I did a physical exam, and other than dental disease as you would expect, nothing spectacular jumped out at me. I made some recommendations for diagnostics and environmental modifications at home and offered to take Trouble to our treatment area for a blood sample. With a blank look from Mrs. Fable and a quick glance between Mr. and Mrs. Fable, she asked if they could speak with me outside of the room. My technician stayed behind with the daughter, and I spoke with the Mr. and Mrs. in the next exam room.

As it turns out, Mr. and Mrs. Fable were very frustrated with this cat, and in their mind, had done all that they could with the feline.

The appointment was a farce. After discussing their annoyance, they wanted me to tell their young daughter that the cat was very sick, and there was nothing that could be done for it.

I offered a transfer to a no-kill shelter, or even a farm (with plenty of those in the area), but the Fables were not hearing it. Ultimately, I told them that ethically I would not lie to their daughter. My ethics were tested again when they asked me to euthanize Trouble.
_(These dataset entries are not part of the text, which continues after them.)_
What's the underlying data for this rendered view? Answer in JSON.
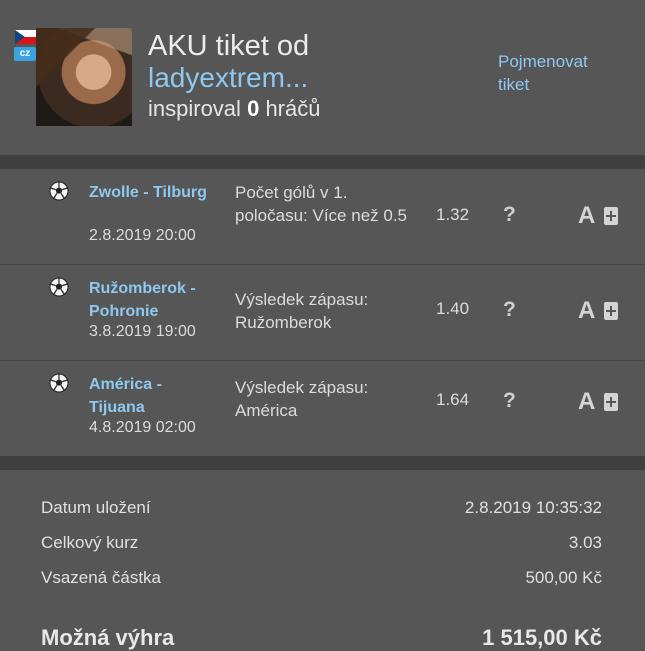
{
  "header": {
    "title_prefix": "AKU tiket od",
    "username": "ladyextrem...",
    "inspired_prefix": "inspiroval",
    "inspired_count": "0",
    "inspired_suffix": "hráčů",
    "lang_badge": "cz",
    "rename_link": "Pojmenovat tiket"
  },
  "bets": [
    {
      "match": "Zwolle - Tilburg",
      "date": "2.8.2019 20:00",
      "tip": "Počet gólů v 1. poločasu: Více než 0.5",
      "odds": "1.32",
      "help": "?",
      "icon_letter": "A"
    },
    {
      "match": "Ružomberok - Pohronie",
      "date": "3.8.2019 19:00",
      "tip": "Výsledek zápasu: Ružomberok",
      "odds": "1.40",
      "help": "?",
      "icon_letter": "A"
    },
    {
      "match": "América - Tijuana",
      "date": "4.8.2019 02:00",
      "tip": "Výsledek zápasu: América",
      "odds": "1.64",
      "help": "?",
      "icon_letter": "A"
    }
  ],
  "summary": {
    "saved_label": "Datum uložení",
    "saved_value": "2.8.2019 10:35:32",
    "total_odds_label": "Celkový kurz",
    "total_odds_value": "3.03",
    "stake_label": "Vsazená částka",
    "stake_value": "500,00 Kč",
    "win_label": "Možná výhra",
    "win_value": "1 515,00 Kč"
  },
  "icons": {
    "sport": "soccer-ball-icon",
    "help": "question-mark-icon",
    "analysis": "a-letter-icon",
    "add": "add-to-ticket-icon"
  }
}
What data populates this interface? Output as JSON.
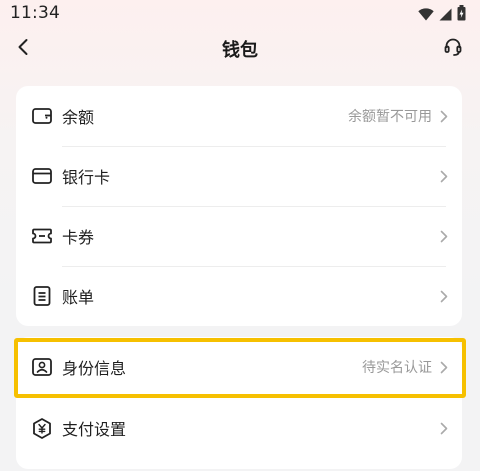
{
  "status_bar": {
    "time": "11:34"
  },
  "header": {
    "title": "钱包"
  },
  "wallet_items": [
    {
      "label": "余额",
      "status": "余额暂不可用"
    },
    {
      "label": "银行卡",
      "status": ""
    },
    {
      "label": "卡券",
      "status": ""
    },
    {
      "label": "账单",
      "status": ""
    }
  ],
  "settings_items": [
    {
      "label": "身份信息",
      "status": "待实名认证"
    },
    {
      "label": "支付设置",
      "status": ""
    }
  ],
  "colors": {
    "highlight": "#f6c000",
    "status_text": "#999999",
    "card_bg": "#ffffff"
  }
}
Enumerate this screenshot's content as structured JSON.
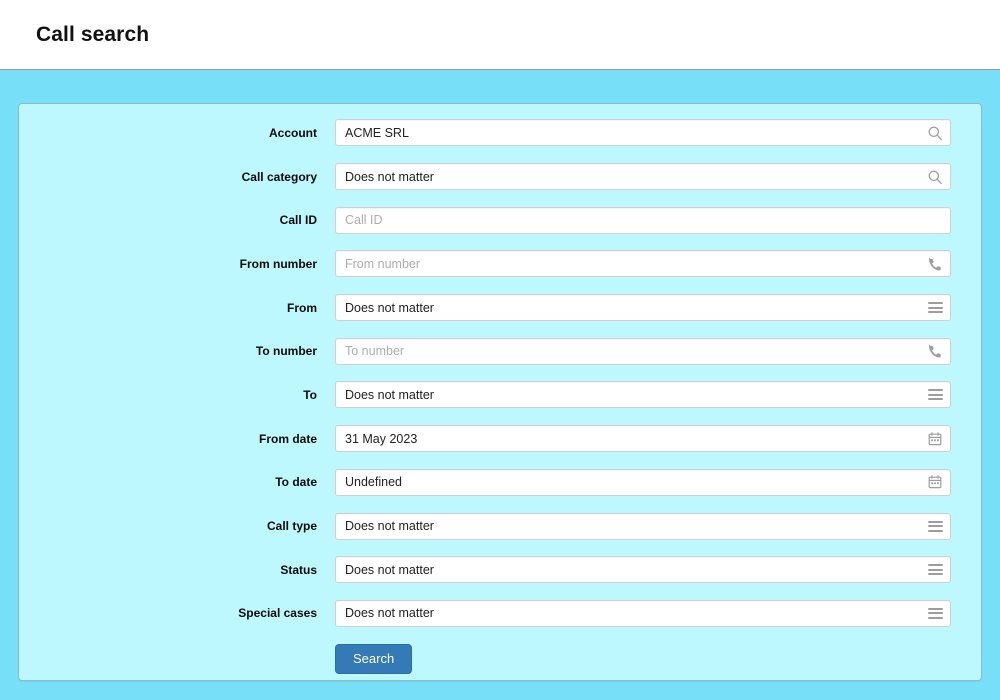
{
  "header": {
    "title": "Call search"
  },
  "theme": {
    "outer_background": "#77e0f8",
    "panel_background": "#bdf8ff",
    "panel_border": "#8fb9c4",
    "button_color": "#337ab7",
    "placeholder_color": "#adadad",
    "icon_color": "#9d9d9d"
  },
  "form": {
    "fields": [
      {
        "label": "Account",
        "value": "ACME SRL",
        "placeholder": "",
        "is_placeholder": false,
        "icon": "search-icon",
        "name": "account"
      },
      {
        "label": "Call category",
        "value": "Does not matter",
        "placeholder": "",
        "is_placeholder": false,
        "icon": "search-icon",
        "name": "call-category"
      },
      {
        "label": "Call ID",
        "value": "Call ID",
        "placeholder": "Call ID",
        "is_placeholder": true,
        "icon": "none",
        "name": "call-id"
      },
      {
        "label": "From number",
        "value": "From number",
        "placeholder": "From number",
        "is_placeholder": true,
        "icon": "phone-icon",
        "name": "from-number"
      },
      {
        "label": "From",
        "value": "Does not matter",
        "placeholder": "",
        "is_placeholder": false,
        "icon": "hamburger-icon",
        "name": "from"
      },
      {
        "label": "To number",
        "value": "To number",
        "placeholder": "To number",
        "is_placeholder": true,
        "icon": "phone-icon",
        "name": "to-number"
      },
      {
        "label": "To",
        "value": "Does not matter",
        "placeholder": "",
        "is_placeholder": false,
        "icon": "hamburger-icon",
        "name": "to"
      },
      {
        "label": "From date",
        "value": "31 May 2023",
        "placeholder": "",
        "is_placeholder": false,
        "icon": "calendar-icon",
        "name": "from-date"
      },
      {
        "label": "To date",
        "value": "Undefined",
        "placeholder": "",
        "is_placeholder": false,
        "icon": "calendar-icon",
        "name": "to-date"
      },
      {
        "label": "Call type",
        "value": "Does not matter",
        "placeholder": "",
        "is_placeholder": false,
        "icon": "hamburger-icon",
        "name": "call-type"
      },
      {
        "label": "Status",
        "value": "Does not matter",
        "placeholder": "",
        "is_placeholder": false,
        "icon": "hamburger-icon",
        "name": "status"
      },
      {
        "label": "Special cases",
        "value": "Does not matter",
        "placeholder": "",
        "is_placeholder": false,
        "icon": "hamburger-icon",
        "name": "special-cases"
      }
    ],
    "submit_label": "Search"
  }
}
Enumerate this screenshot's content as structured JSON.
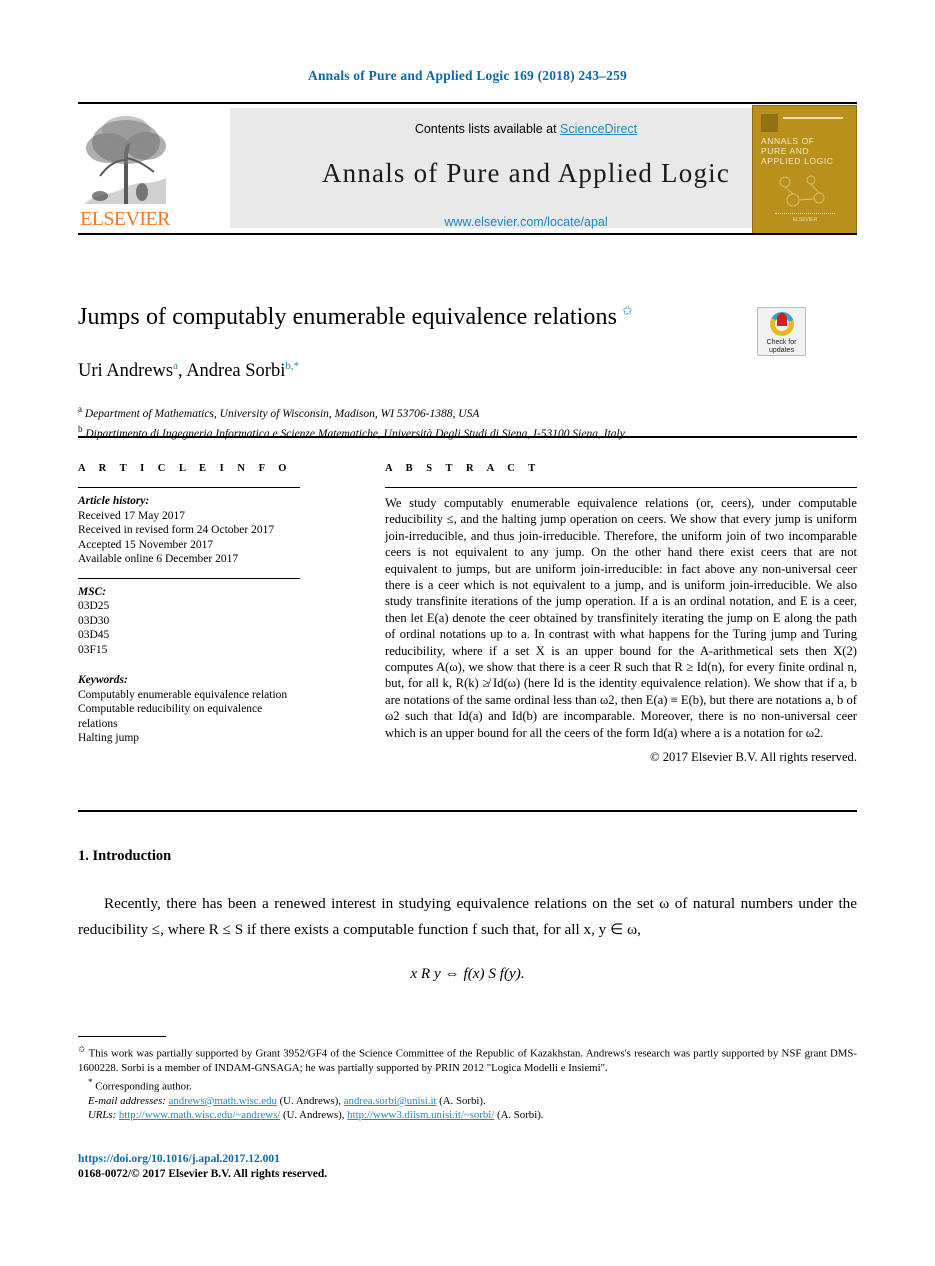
{
  "running_head": "Annals of Pure and Applied Logic 169 (2018) 243–259",
  "masthead": {
    "contents_prefix": "Contents lists available at ",
    "sciencedirect": "ScienceDirect",
    "journal_name": "Annals of Pure and Applied Logic",
    "journal_url": "www.elsevier.com/locate/apal",
    "publisher_logo_text": "ELSEVIER",
    "cover": {
      "line1": "ANNALS OF",
      "line2": "PURE AND",
      "line3": "APPLIED LOGIC",
      "footer": "ELSEVIER"
    }
  },
  "article": {
    "title": "Jumps of computably enumerable equivalence relations",
    "title_footnote_mark": "✩",
    "authors": [
      {
        "name": "Uri Andrews",
        "sup": "a"
      },
      {
        "name": "Andrea Sorbi",
        "sup": "b,*"
      }
    ],
    "authors_line": "Uri Andrews",
    "affiliations": [
      {
        "mark": "a",
        "text": "Department of Mathematics, University of Wisconsin, Madison, WI 53706-1388, USA"
      },
      {
        "mark": "b",
        "text": "Dipartimento di Ingegneria Informatica e Scienze Matematiche, Università Degli Studi di Siena, I-53100 Siena, Italy"
      }
    ]
  },
  "crossmark": {
    "line1": "Check for",
    "line2": "updates"
  },
  "headings": {
    "article_info": "A R T I C L E   I N F O",
    "abstract": "A B S T R A C T"
  },
  "article_info": {
    "history_label": "Article history:",
    "history": [
      "Received 17 May 2017",
      "Received in revised form 24 October 2017",
      "Accepted 15 November 2017",
      "Available online 6 December 2017"
    ],
    "msc_label": "MSC:",
    "msc": [
      "03D25",
      "03D30",
      "03D45",
      "03F15"
    ],
    "keywords_label": "Keywords:",
    "keywords": [
      "Computably enumerable equivalence relation",
      "Computable reducibility on equivalence relations",
      "Halting jump"
    ]
  },
  "abstract": {
    "text": "We study computably enumerable equivalence relations (or, ceers), under computable reducibility ≤, and the halting jump operation on ceers. We show that every jump is uniform join-irreducible, and thus join-irreducible. Therefore, the uniform join of two incomparable ceers is not equivalent to any jump. On the other hand there exist ceers that are not equivalent to jumps, but are uniform join-irreducible: in fact above any non-universal ceer there is a ceer which is not equivalent to a jump, and is uniform join-irreducible. We also study transfinite iterations of the jump operation. If a is an ordinal notation, and E is a ceer, then let E(a) denote the ceer obtained by transfinitely iterating the jump on E along the path of ordinal notations up to a. In contrast with what happens for the Turing jump and Turing reducibility, where if a set X is an upper bound for the A-arithmetical sets then X(2) computes A(ω), we show that there is a ceer R such that R ≥ Id(n), for every finite ordinal n, but, for all k, R(k) ≱ Id(ω) (here Id is the identity equivalence relation). We show that if a, b are notations of the same ordinal less than ω2, then E(a) ≡ E(b), but there are notations a, b of ω2 such that Id(a) and Id(b) are incomparable. Moreover, there is no non-universal ceer which is an upper bound for all the ceers of the form Id(a) where a is a notation for ω2.",
    "copyright": "© 2017 Elsevier B.V. All rights reserved."
  },
  "body": {
    "section_number": "1.",
    "section_title": "Introduction",
    "paragraph": "Recently, there has been a renewed interest in studying equivalence relations on the set ω of natural numbers under the reducibility ≤, where R ≤ S if there exists a computable function f such that, for all x, y ∈ ω,",
    "equation": "x R y ⇔ f(x) S f(y)."
  },
  "footnotes": {
    "grant": "This work was partially supported by Grant 3952/GF4 of the Science Committee of the Republic of Kazakhstan. Andrews's research was partly supported by NSF grant DMS-1600228. Sorbi is a member of INDAM-GNSAGA; he was partially supported by PRIN 2012 \"Logica Modelli e Insiemi\".",
    "corresponding": "Corresponding author.",
    "email_label": "E-mail addresses:",
    "emails": [
      {
        "address": "andrews@math.wisc.edu",
        "owner": "(U. Andrews),"
      },
      {
        "address": "andrea.sorbi@unisi.it",
        "owner": "(A. Sorbi)."
      }
    ],
    "urls_label": "URLs:",
    "urls": [
      {
        "address": "http://www.math.wisc.edu/~andrews/",
        "owner": "(U. Andrews),"
      },
      {
        "address": "http://www3.diism.unisi.it/~sorbi/",
        "owner": "(A. Sorbi)."
      }
    ]
  },
  "bottom": {
    "doi": "https://doi.org/10.1016/j.apal.2017.12.001",
    "issn_line": "0168-0072/© 2017 Elsevier B.V. All rights reserved."
  },
  "colors": {
    "link": "#1f8ac0",
    "runhead": "#0b6aa2",
    "elsevier_orange": "#f47920",
    "cover_gold": "#b8901b",
    "band_gray": "#e9e9e9"
  }
}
Later that same day, my husband and I drove over to Philadelphia for a Flyers' game. The Flyers were playing the New Jersey Devils, which according to the veterinary hockey fans I meet, was a rival match-up. While neither of us are hockey fans (we're baseball people), a particular pharmaceutical company was sponsoring a continuing education event, followed by dinner, drinks and the game in a private box. I tried to watch the action on the ice, but quickly became frustrated by a lack of knowledge of the game. And contrary to what I expected, there were not any knock-down, drag-out fights on the ice. I've seen better brawls in baseball! I had more fun interacting with the other attending veterinarians and their guests, including two of the doctors from our practice.

One of those veterinarians has been practicing for many years and has much wisdom in handling difficult situations with clients. I told him of the morning's appointment; he smiled and said he would have put the decision back in the Fables' court. By explaining to the daughter that more tests were needed to determine what, if anything, was wrong with Trouble, he would have then waited for permission from the parents to continue.  I'm not a parent yet, and the thought of using the daughter to my advantage never occurred to me. It was a situation that I filed away in my memory bank, hoping never to have to use such tactics again. I also mentally kicked myself for not thinking of a better resolution for the Fables and their cat.

Live and learn, and move on to Monday.